自分を責め、自分の存在を呪い、苦しみ続けていくのではないだろうか。

 …いや、耐え切れずに、自ら死を選ぶかもしれない…。


樹の胸にやるせなさが込み上げる。

一体、自分は何をしているんだと思った。

自分が味わった苦しみを、あるいはそれ以上の苦しみを、千春ちゃんに与えるだけではないだろうか…。

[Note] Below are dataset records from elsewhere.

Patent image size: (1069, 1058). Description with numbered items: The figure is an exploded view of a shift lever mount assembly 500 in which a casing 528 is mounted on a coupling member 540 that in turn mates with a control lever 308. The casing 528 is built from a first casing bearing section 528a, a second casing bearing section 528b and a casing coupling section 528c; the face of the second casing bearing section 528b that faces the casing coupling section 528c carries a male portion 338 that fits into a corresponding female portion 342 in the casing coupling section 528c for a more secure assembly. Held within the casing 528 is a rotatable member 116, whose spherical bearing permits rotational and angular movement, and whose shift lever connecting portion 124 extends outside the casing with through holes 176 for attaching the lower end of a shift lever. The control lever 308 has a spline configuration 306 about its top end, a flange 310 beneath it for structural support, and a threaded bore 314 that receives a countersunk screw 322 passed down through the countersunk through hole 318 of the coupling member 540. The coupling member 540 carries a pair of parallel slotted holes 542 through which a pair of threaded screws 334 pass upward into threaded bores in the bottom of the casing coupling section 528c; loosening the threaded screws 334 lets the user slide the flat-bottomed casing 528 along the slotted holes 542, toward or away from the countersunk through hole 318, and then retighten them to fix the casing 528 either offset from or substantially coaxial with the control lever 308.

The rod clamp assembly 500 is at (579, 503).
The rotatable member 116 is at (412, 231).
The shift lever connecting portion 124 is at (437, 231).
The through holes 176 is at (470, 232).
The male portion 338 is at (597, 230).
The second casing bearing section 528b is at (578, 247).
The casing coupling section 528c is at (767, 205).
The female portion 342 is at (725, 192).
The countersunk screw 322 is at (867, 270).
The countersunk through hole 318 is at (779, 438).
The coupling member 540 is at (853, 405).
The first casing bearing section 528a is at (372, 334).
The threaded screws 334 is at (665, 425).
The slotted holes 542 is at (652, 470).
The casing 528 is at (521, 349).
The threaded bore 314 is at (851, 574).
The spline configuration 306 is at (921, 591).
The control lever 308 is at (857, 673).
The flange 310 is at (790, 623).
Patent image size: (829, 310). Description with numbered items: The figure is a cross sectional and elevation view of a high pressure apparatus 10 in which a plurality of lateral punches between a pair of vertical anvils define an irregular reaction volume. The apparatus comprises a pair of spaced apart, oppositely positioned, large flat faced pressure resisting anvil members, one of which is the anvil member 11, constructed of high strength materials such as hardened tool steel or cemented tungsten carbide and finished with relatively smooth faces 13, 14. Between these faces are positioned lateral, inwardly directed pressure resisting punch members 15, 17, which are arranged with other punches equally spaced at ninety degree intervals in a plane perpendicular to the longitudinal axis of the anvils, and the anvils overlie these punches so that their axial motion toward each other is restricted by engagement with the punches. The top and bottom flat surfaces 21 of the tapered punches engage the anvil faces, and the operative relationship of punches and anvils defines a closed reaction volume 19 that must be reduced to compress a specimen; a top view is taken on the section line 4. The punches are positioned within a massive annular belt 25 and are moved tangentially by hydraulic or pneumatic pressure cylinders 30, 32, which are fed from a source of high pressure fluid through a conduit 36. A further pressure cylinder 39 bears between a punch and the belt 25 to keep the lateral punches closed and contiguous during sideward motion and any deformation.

一瞬、このまま夫妻の犯罪を見逃してやろうかとさえ思った。

だが、それでも。

樹にはどうしても、両親と菜摘の死を闇に葬り去ることができなかった。


考えても、答えなど出るはずもなかった。

ただ無性に悔しく、哀しかった。


 どうして人は、こんなにも弱く、哀れで、滑稽なんだろう…?


目に涙が滲んだ。

腕に注射針が喰い込む感覚など、もはやなかった。

この場の全てが滑稽な寸劇のように思えて、大声で笑い出したかった。


「なぜ笑うの…!」


そんな樹に、佳奈子がたまりかねて小さく叫ぶ。

樹は、佳奈子をぼんやりと見上げた。


ふいに、ひどく懐かしい気がした。

その感覚に、樹は自分でも戸惑いを覚える。

だが、哀れで可笑しくて滑稽でも。

懸命に生きているこの人々が、ひどく懐かしい気がした。


自然に、笑みがこぼれた。


「…あなた方を、許す、ことは、できない。…でも…」


樹はゆっくりとまぶたを閉じる。

全身を苛んでいた寒気が、急速に薄らいでいくのを感じた。


「おれは…、あなた方が…、好きだったんです…」


佳奈子は口を手で覆った。

嗚咽が止まらなかった。


自分が底なし沼にどこまでも沈んでいく気がした。

恐ろしかった。

何より自分自身が恐ろしかった。


啓治は震える佳奈子を必死で抱きよせた。


樹はもう息をしていなかった。



 立ち上がらねば…。


啓治は懸命に自分を叱咤した。

これからすべきことを必死で自分に言い聞かせた。


自分がどんどん薄汚れていくのは分かっていた。

取り繕おうと、あがけばあがくほど、なお一層深みにはまっていく。

だが、立ち上がらねばならなかった。立ち上がらねば、前に進めなくなる。


 自分はどうなってもいい。

 だが、千春と、佳奈子だけは守らなければ…!


啓治は樹の遺体を山小屋から運び出し、遠く離れた繁華街の裏道に投げ捨てた。

山小屋の血痕は丁寧にふき取り、痕跡は全て焼却した。


嵐が、都合よく、全てを隠してくれるはずだった。



******



いつも通りの毎日を演出する夫妻の前に刑事たちが現れたのは。

翌日の、夜のことだった――。




END

当初はこの事件から派生するファンタジーだったのですが、実際に書いてみると、ここで終わった方がいいかなと思え、それ以降のお話は却下しました。

…というわけで、救いのないエンドかもしれません。

高校時代に書いた物語、つたない出来ですが、お読み頂ければ幸いです。